Talvez a morte tenha sido a melhor coisa
Em junho do ano passado, recebi na Áustria a guarda exclusiva. Advogados e detetives encontraram vestígios, mas não Maristela e as crianças. Só fui ter contato novamente seis meses depois. Tentei fazer com que todos fossem amigavelmente para a Áustria, paguei passagem para Maristela e sua família. Um dia antes da viagem, Maristela rasgou as passagens. Agora quero resolver tudo aqui. Pedi licença e vou ficar até 16 de julho. A verdade tem que ser falada depois de tanto sofrimento de tantas pessoas. Minha filha sofreu tanto e talvez morrer tenha sido a melhor coisa, pois o sofrimento por que ela passou eu nem posso imaginar. Ela se urinava e o corpo tremia. Um bicho é melhor do que pessoas como aquelas que fizeram tudo isso, que só pensam em fazer lucro.
Vida na Áustria
Sou chefe de vendas de uma multinacional que vende café, que atua em 90 países e por isso sempre viajei muito.

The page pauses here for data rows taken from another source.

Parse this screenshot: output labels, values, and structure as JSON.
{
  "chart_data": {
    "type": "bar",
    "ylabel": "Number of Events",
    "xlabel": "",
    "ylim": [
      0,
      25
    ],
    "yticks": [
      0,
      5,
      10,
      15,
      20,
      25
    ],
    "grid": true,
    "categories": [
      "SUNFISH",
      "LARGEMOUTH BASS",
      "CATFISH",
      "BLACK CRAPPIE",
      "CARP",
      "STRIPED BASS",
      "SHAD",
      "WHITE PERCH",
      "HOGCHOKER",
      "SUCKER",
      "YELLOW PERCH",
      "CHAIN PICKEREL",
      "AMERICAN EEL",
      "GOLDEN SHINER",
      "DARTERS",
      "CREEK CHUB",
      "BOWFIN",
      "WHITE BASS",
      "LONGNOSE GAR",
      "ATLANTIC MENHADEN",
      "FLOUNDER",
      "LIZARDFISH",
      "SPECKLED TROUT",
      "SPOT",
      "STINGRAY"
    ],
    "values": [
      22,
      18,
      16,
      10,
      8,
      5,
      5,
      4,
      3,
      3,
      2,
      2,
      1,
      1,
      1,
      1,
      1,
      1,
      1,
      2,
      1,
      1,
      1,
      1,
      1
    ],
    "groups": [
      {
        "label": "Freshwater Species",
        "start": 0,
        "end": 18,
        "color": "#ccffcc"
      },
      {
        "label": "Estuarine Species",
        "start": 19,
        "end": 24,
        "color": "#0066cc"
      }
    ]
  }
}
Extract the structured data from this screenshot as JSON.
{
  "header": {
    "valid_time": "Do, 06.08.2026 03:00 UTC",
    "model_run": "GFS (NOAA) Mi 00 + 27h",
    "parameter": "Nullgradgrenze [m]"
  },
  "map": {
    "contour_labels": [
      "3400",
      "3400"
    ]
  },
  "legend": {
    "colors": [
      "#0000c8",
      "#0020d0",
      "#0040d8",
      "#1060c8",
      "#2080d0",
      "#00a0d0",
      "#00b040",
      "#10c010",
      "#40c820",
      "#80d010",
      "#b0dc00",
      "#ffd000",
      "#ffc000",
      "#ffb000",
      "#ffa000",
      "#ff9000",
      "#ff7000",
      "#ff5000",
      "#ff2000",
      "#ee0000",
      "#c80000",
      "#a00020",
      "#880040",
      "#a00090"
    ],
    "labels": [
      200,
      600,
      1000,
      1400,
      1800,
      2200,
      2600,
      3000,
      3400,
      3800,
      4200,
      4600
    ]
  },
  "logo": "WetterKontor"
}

Em 1993, conheci Maristela em Copacabana, fomos para a Áustria e em 1995 nos casamos. Quando Rafael tinha três anos, ele caiu de uma altura de 12 metros e Maristela ficou se sentindo culpada. Com o passar do tempo, sua saúde mental foi piorando, ela se trancava no apartamento, queria o filho só para ela. Eles não podiam ver amigos nem minha família. No parto da minha filha, ela agrediu os médicos e eles recomendaram que fossem consultada por um psicólogo, mas ela se recusava com medo de ter alguma doença. Em 2006, nos separamos, amigavelmente, uma guarda compartilhada. Só poderia vê-los no fim de semana, mas o Conselho Tutelar da Áustria viu que ela estava doente. Com medo de perder a guarda, fugiu para o Brasil. Maristela tinha uma vida boa, morava num apartamento de 100 metros quadrados e recebia uma boa pensão. Espalhei fotos delas pela cidade para tentar localizá-la e tratá-la adequadamente.